Medicare Part C is one of the many options extended to Medicare beneficiaries. It is a primary plan that is sometimes mistaken for Medigap, the supplemental health insurance provided by Medicare. With its wide variety of plan types, Medicare can be confusing. However, a solid understanding of available benefits will allow Medicare beneficiaries to save substantial amounts of money on healthcare costs.
The Medicare Advantage Plan, also known as Medicare Part C, is a primary plan alternative that replaces separate Part B and Part A coverage and merges the beneficial aspects of the two. Medicare Part B generally covers visits to the doctor; Medicare Part A provides durable medical equipment and hospital coverage. Insuring a variety of medically necessary services, the Medicare Advantage Plan also covers prescription medications. Part C is dispensed by private insurance companies that are Medicare-approved.
The health plans that comprise Medicare Part C often include networks of participating hospitals and physicians. In addition, the Medicare Advantage Plan offers individualized services for Medicare patients who require frequent medical procedures. In cases of emergency, the beneficiary’s coverage may be extended outside of the normal coverage jurisdiction.

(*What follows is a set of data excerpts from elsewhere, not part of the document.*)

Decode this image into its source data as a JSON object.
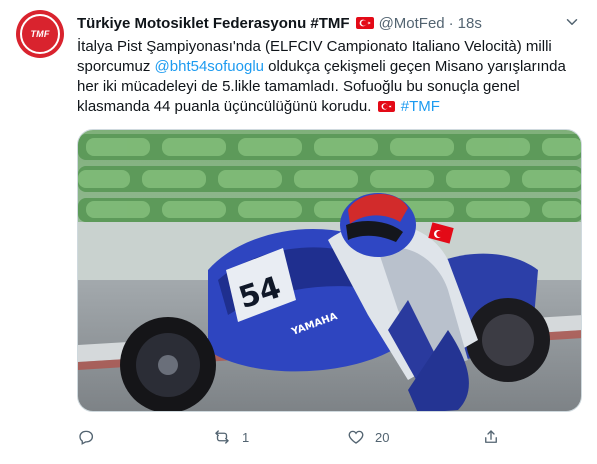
{
  "author": {
    "name": "Türkiye Motosiklet Federasyonu #TMF",
    "handle": "@MotFed",
    "time": "18s",
    "separator": "·",
    "avatar_text": "TMF"
  },
  "tweet": {
    "part1": "İtalya Pist Şampiyonası'nda (ELFCIV Campionato Italiano Velocità) milli sporcumuz ",
    "mention": "@bht54sofuoglu",
    "part2": " oldukça çekişmeli geçen Misano yarışlarında her iki mücadeleyi de 5.likle tamamladı. Sofuoğlu bu sonuçla genel klasmanda 44 puanla üçüncülüğünü korudu. ",
    "hashtag": "#TMF"
  },
  "media": {
    "bike_number": "54",
    "bike_brand": "YAMAHA"
  },
  "actions": {
    "reply_count": "",
    "retweet_count": "1",
    "like_count": "20",
    "share_count": ""
  },
  "colors": {
    "link": "#1d9bf0",
    "muted": "#536471",
    "flag_red": "#e30a17",
    "avatar_red": "#d9232e"
  }
}
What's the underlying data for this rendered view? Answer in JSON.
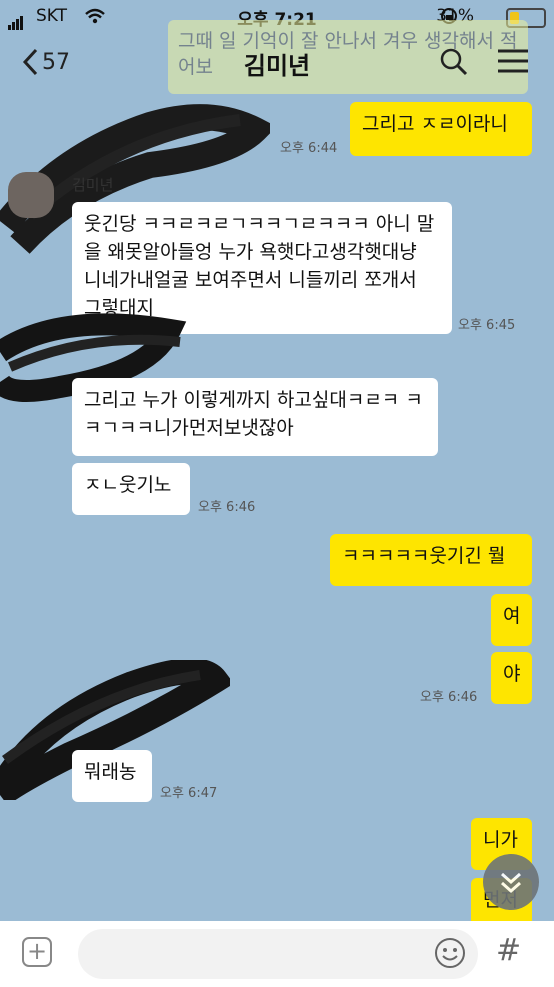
{
  "status": {
    "carrier": "SKT",
    "time": "오후 7:21",
    "battery": "31%"
  },
  "header": {
    "back_count": "57",
    "title": "김미년"
  },
  "ghost_text": "그때 일 기억이 잘 안나서 겨우 생각해서 적어보",
  "messages": {
    "m1": {
      "text": "그리고 ㅈㄹ이라니",
      "time": "오후 6:44"
    },
    "sender_name": "김미년",
    "m2": {
      "text": "웃긴당 ㅋㅋㄹㅋㄹㄱㅋㅋㄱㄹㅋㅋㅋ 아니 말을 왜못알아들엉 누가 욕햇다고생각햇대냥 니네가내얼굴 보여주면서 니들끼리 쪼개서 그렇대지",
      "time": "오후 6:45"
    },
    "m3": {
      "text": "그리고 누가 이렇게까지 하고싶대ㅋㄹㅋ ㅋㅋㄱㅋㅋ니가먼저보냇잖아"
    },
    "m4": {
      "text": "ㅈㄴ웃기노",
      "time": "오후 6:46"
    },
    "m5": {
      "text": "ㅋㅋㅋㅋㅋ웃기긴 뭘"
    },
    "m6": {
      "text": "여"
    },
    "m7": {
      "text": "야",
      "time": "오후 6:46"
    },
    "m8": {
      "text": "뭐래농",
      "time": "오후 6:47"
    },
    "m9": {
      "text": "니가"
    },
    "m10": {
      "text": "먼저"
    }
  },
  "icons": {
    "back": "chevron-left-icon",
    "search": "search-icon",
    "menu": "hamburger-menu-icon",
    "scroll_down": "chevron-double-down-icon",
    "plus": "plus-icon",
    "emoji": "emoji-icon",
    "hash": "hash-icon"
  },
  "colors": {
    "background": "#9bbbd4",
    "my_bubble": "#fee500",
    "other_bubble": "#ffffff"
  }
}
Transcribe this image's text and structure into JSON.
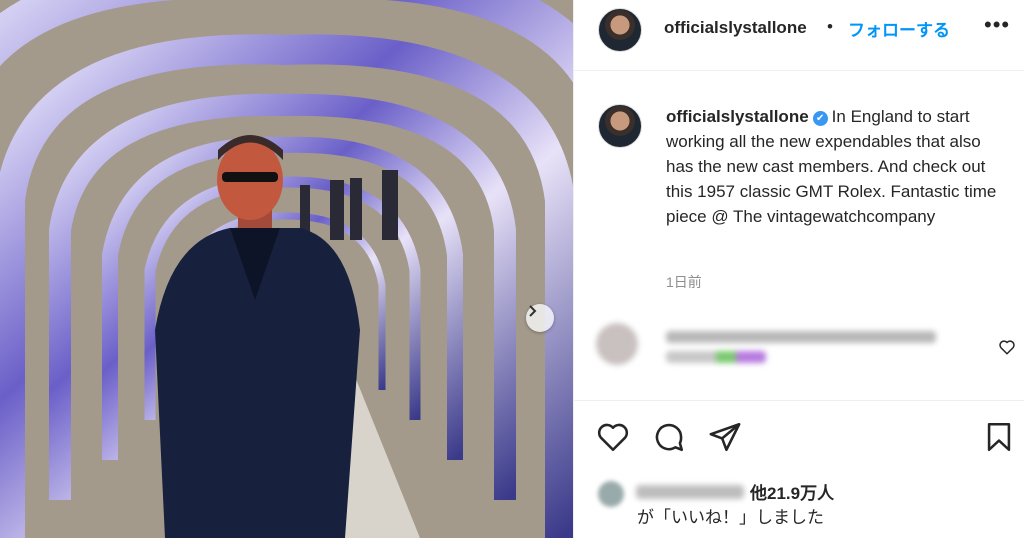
{
  "post": {
    "username": "officialslystallone",
    "follow_label": "フォローする",
    "separator": "•",
    "more_label": "•••",
    "caption": "In England to start working all the new expendables that also has the new cast members. And check out this 1957 classic GMT Rolex. Fantastic time piece @ The vintagewatchcompany",
    "verified_icon": "✔",
    "timestamp": "1日前",
    "likes_count": "他21.9万人",
    "likes_suffix": "が「いいね！」しました",
    "next_icon": "›"
  },
  "icons": {
    "like": "heart-icon",
    "comment": "comment-icon",
    "share": "paper-plane-icon",
    "save": "bookmark-icon",
    "next": "chevron-right-icon",
    "verified": "verified-badge-icon"
  },
  "colors": {
    "accent": "#0095f6",
    "text": "#262626",
    "muted": "#8e8e8e",
    "verified": "#3897f0",
    "border": "#efefef"
  }
}
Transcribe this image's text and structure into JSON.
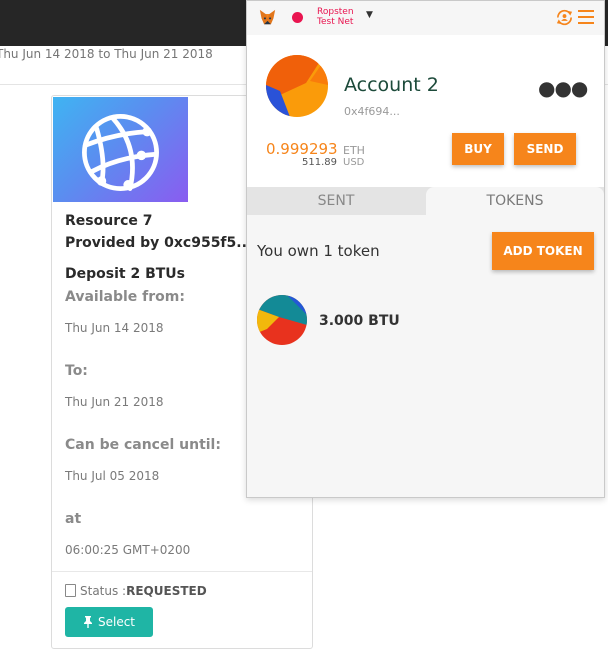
{
  "page": {
    "date_range": "Thu Jun 14 2018 to Thu Jun 21 2018"
  },
  "card": {
    "title": "Resource 7",
    "provider": "Provided by 0xc955f5...",
    "deposit": "Deposit 2 BTUs",
    "available_label": "Available from:",
    "available_value": "Thu Jun 14 2018",
    "to_label": "To:",
    "to_value": "Thu Jun 21 2018",
    "cancel_label": "Can be cancel until:",
    "cancel_value": "Thu Jul 05 2018",
    "at_label": "at",
    "at_value": "06:00:25 GMT+0200",
    "status_label": "Status :",
    "status_value": "REQUESTED",
    "select_label": "Select"
  },
  "metamask": {
    "network_line1": "Ropsten",
    "network_line2": "Test Net",
    "account_name": "Account 2",
    "account_address": "0x4f694...",
    "eth_amount": "0.999293",
    "eth_unit": "ETH",
    "usd_amount": "511.89",
    "usd_unit": "USD",
    "buy_label": "BUY",
    "send_label": "SEND",
    "tab_sent": "SENT",
    "tab_tokens": "TOKENS",
    "tokens_owned_text": "You own 1 token",
    "add_token_label": "ADD TOKEN",
    "token_amount": "3.000 BTU"
  },
  "colors": {
    "accent": "#f6851b",
    "network": "#e91550",
    "select_button": "#1fb5a5",
    "topbar": "#262626"
  },
  "icons": {
    "logo": "globe-network-icon",
    "fox": "metamask-fox-icon",
    "sync": "account-sync-icon",
    "menu": "hamburger-menu-icon",
    "status": "id-badge-icon",
    "select": "pin-icon"
  }
}
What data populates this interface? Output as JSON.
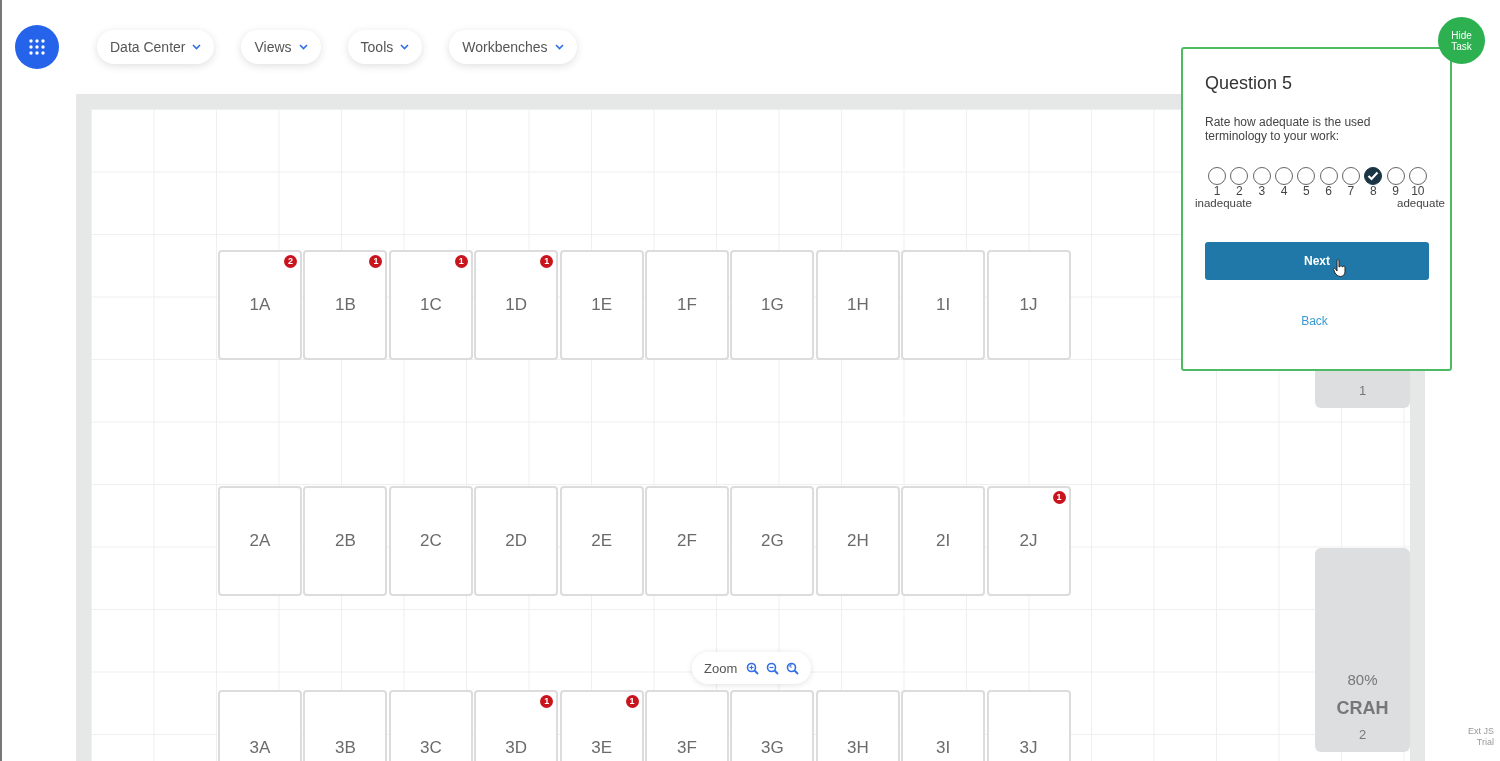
{
  "menu": [
    {
      "label": "Data Center"
    },
    {
      "label": "Views"
    },
    {
      "label": "Tools"
    },
    {
      "label": "Workbenches"
    }
  ],
  "racks": [
    {
      "label": "1A",
      "alerts": "2"
    },
    {
      "label": "1B",
      "alerts": "1"
    },
    {
      "label": "1C",
      "alerts": "1"
    },
    {
      "label": "1D",
      "alerts": "1"
    },
    {
      "label": "1E"
    },
    {
      "label": "1F"
    },
    {
      "label": "1G"
    },
    {
      "label": "1H"
    },
    {
      "label": "1I"
    },
    {
      "label": "1J"
    },
    {
      "label": "2A"
    },
    {
      "label": "2B"
    },
    {
      "label": "2C"
    },
    {
      "label": "2D"
    },
    {
      "label": "2E"
    },
    {
      "label": "2F"
    },
    {
      "label": "2G"
    },
    {
      "label": "2H"
    },
    {
      "label": "2I"
    },
    {
      "label": "2J",
      "alerts": "1"
    },
    {
      "label": "3A"
    },
    {
      "label": "3B"
    },
    {
      "label": "3C"
    },
    {
      "label": "3D",
      "alerts": "1"
    },
    {
      "label": "3E",
      "alerts": "1"
    },
    {
      "label": "3F"
    },
    {
      "label": "3G"
    },
    {
      "label": "3H"
    },
    {
      "label": "3I"
    },
    {
      "label": "3J"
    }
  ],
  "crah_units": [
    {
      "number": "1"
    },
    {
      "load": "80%",
      "name": "CRAH",
      "number": "2"
    }
  ],
  "zoom": {
    "label": "Zoom"
  },
  "trial_note": "Ext JS Trial",
  "task": {
    "hide_button": "Hide Task",
    "title": "Question 5",
    "prompt": "Rate how adequate is the used terminology to your work:",
    "rating": [
      {
        "label": "1",
        "selected": false
      },
      {
        "label": "2",
        "selected": false
      },
      {
        "label": "3",
        "selected": false
      },
      {
        "label": "4",
        "selected": false
      },
      {
        "label": "5",
        "selected": false
      },
      {
        "label": "6",
        "selected": false
      },
      {
        "label": "7",
        "selected": false
      },
      {
        "label": "8",
        "selected": true
      },
      {
        "label": "9",
        "selected": false
      },
      {
        "label": "10",
        "selected": false
      }
    ],
    "min_label": "inadequate",
    "max_label": "adequate",
    "next_button": "Next",
    "back_link": "Back"
  }
}
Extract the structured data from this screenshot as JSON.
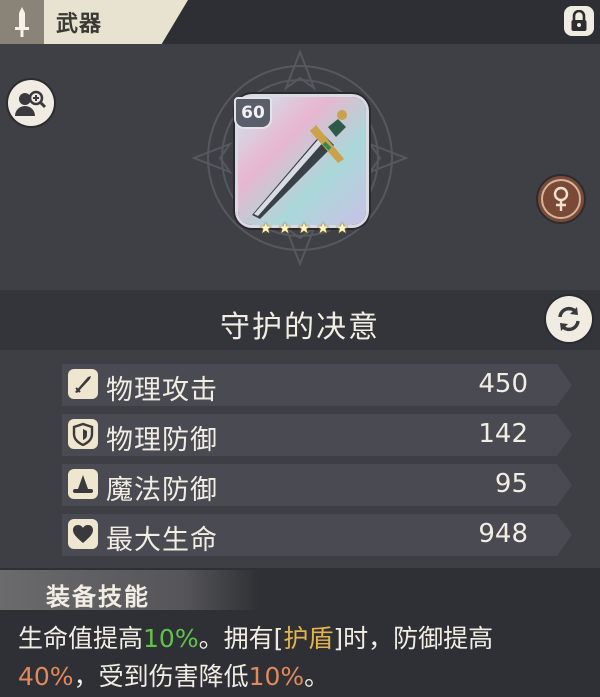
{
  "header": {
    "tab_title": "武器"
  },
  "item": {
    "level": "60",
    "stars": 5,
    "name": "守护的决意"
  },
  "stats": [
    {
      "icon": "sword-icon",
      "label": "物理攻击",
      "value": "450"
    },
    {
      "icon": "shield-icon",
      "label": "物理防御",
      "value": "142"
    },
    {
      "icon": "wizard-hat-icon",
      "label": "魔法防御",
      "value": "95"
    },
    {
      "icon": "heart-icon",
      "label": "最大生命",
      "value": "948"
    }
  ],
  "skill": {
    "title": "装备技能",
    "parts": {
      "p1": "生命值提高",
      "v1": "10%",
      "p2": "。拥有[",
      "kw": "护盾",
      "p3": "]时，防御提高",
      "v2": "40%",
      "p4": "，受到伤害降低",
      "v3": "10%",
      "p5": "。"
    }
  },
  "colors": {
    "green": "#5fc44a",
    "gold": "#e2b44a",
    "orange": "#e2885a"
  }
}
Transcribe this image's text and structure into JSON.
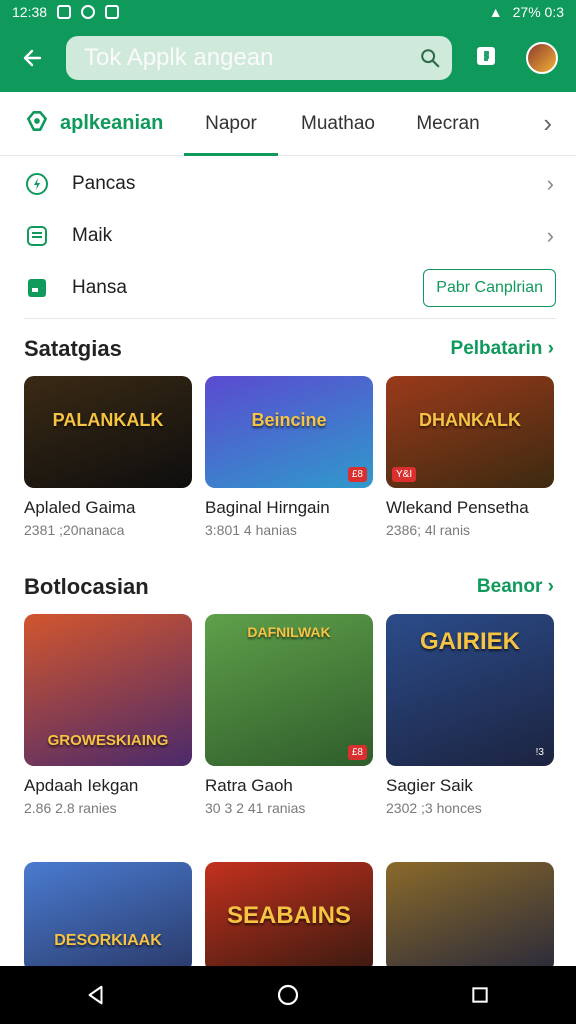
{
  "status": {
    "time": "12:38",
    "right": "27%  0:3"
  },
  "search": {
    "value": "Tok Applk angean",
    "placeholder": "Tok Applk angean"
  },
  "brand": {
    "label": "aplkeanian"
  },
  "tabs": [
    {
      "label": "Napor",
      "active": true
    },
    {
      "label": "Muathao",
      "active": false
    },
    {
      "label": "Mecran",
      "active": false
    }
  ],
  "quick": {
    "items": [
      {
        "label": "Pancas",
        "icon": "lightning-circle-icon"
      },
      {
        "label": "Maik",
        "icon": "inbox-icon"
      },
      {
        "label": "Hansa",
        "icon": "folder-icon"
      }
    ],
    "action_label": "Pabr Canplrian"
  },
  "sections": [
    {
      "title": "Satatgias",
      "more": "Pelbatarin ›",
      "cards": [
        {
          "title": "Aplaled Gaima",
          "sub": "2381 ;20nanaca",
          "img_text": "PALANKALK",
          "bg": "linear-gradient(160deg,#3a2a14,#0e0e0e)"
        },
        {
          "title": "Baginal Hirngain",
          "sub": "3:801 4 hanias",
          "img_text": "Beincine",
          "bg": "linear-gradient(160deg,#5b4ad0,#2f9acb)",
          "badge": "£8"
        },
        {
          "title": "Wlekand Pensetha",
          "sub": "2386; 4l ranis",
          "img_text": "DHANKALK",
          "bg": "linear-gradient(160deg,#9b3a1b,#3c2a10)",
          "badge": "Y&I"
        }
      ]
    },
    {
      "title": "Botlocasian",
      "more": "Beanor ›",
      "cards": [
        {
          "title": "Apdaah Iekgan",
          "sub": "2.86 2.8 ranies",
          "img_text": "GROWESKIAING",
          "bg": "linear-gradient(160deg,#d2562e,#4b2a6a)"
        },
        {
          "title": "Ratra Gaoh",
          "sub": "30 3 2 41 ranias",
          "img_text": "DAFNILWAK",
          "bg": "linear-gradient(160deg,#5fa04a,#2f5d2b)",
          "badge": "£8"
        },
        {
          "title": "Sagier Saik",
          "sub": "2302 ;3 honces",
          "img_text": "GAIRIEK",
          "bg": "linear-gradient(160deg,#2b4c8a,#1c2340)",
          "badge": "!3"
        }
      ]
    },
    {
      "title": "",
      "more": "",
      "cards": [
        {
          "title": "",
          "sub": "",
          "img_text": "DESORKIAAK",
          "bg": "linear-gradient(160deg,#4a7bd0,#2a3a6a)"
        },
        {
          "title": "",
          "sub": "",
          "img_text": "SEABAINS",
          "bg": "linear-gradient(160deg,#c3311e,#3a1a10)"
        },
        {
          "title": "",
          "sub": "",
          "img_text": "",
          "bg": "linear-gradient(160deg,#8a6a2a,#2a2a3a)"
        }
      ]
    }
  ],
  "nav": {
    "back": "back-icon",
    "home": "home-icon",
    "recents": "recents-icon"
  },
  "colors": {
    "accent": "#0f9a5c",
    "toolbar": "#0f9a5c"
  }
}
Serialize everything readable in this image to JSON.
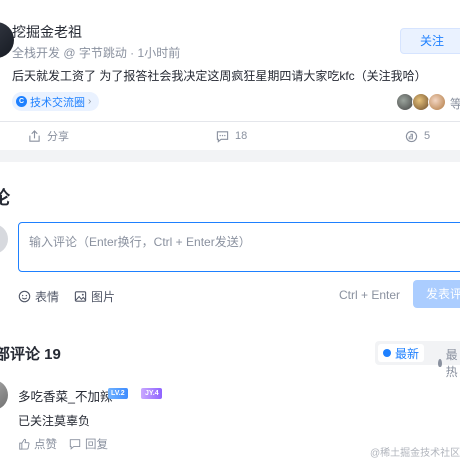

Medicare Part C includes the following health plan options:
• Health Maintenance Organization (HMO) - The beneficiary’s health needs may only be met by participating providers in the HMO network.
• Special Needs Plans- These options are only intended for patients suffering from chronic disease.
• Preferred Provider Organization (PPO) – The patient can elect to be seen by any doctor, but if the physician is outside of the PPO network, the beneficiary may be responsible for further costs.
• Private Fee-for-Service - The patient is covered regardless of which physician they choose to see, and no referral is necessary. The beneficiary must, however, agree to the associated terms and fees.
• Medical Savings Account (MSA) – The MSA plans are comprised of two options. The first coverage plan doesn’t begin until the annual deductible has been fully met. In the second plan, the Medicare organization saves funds in a patient account to apply to outstanding medical costs.
Medicare Part C is not a Medigap supplemental program. It is a form of primary coverage that provides various insurance options to participating beneficiaries.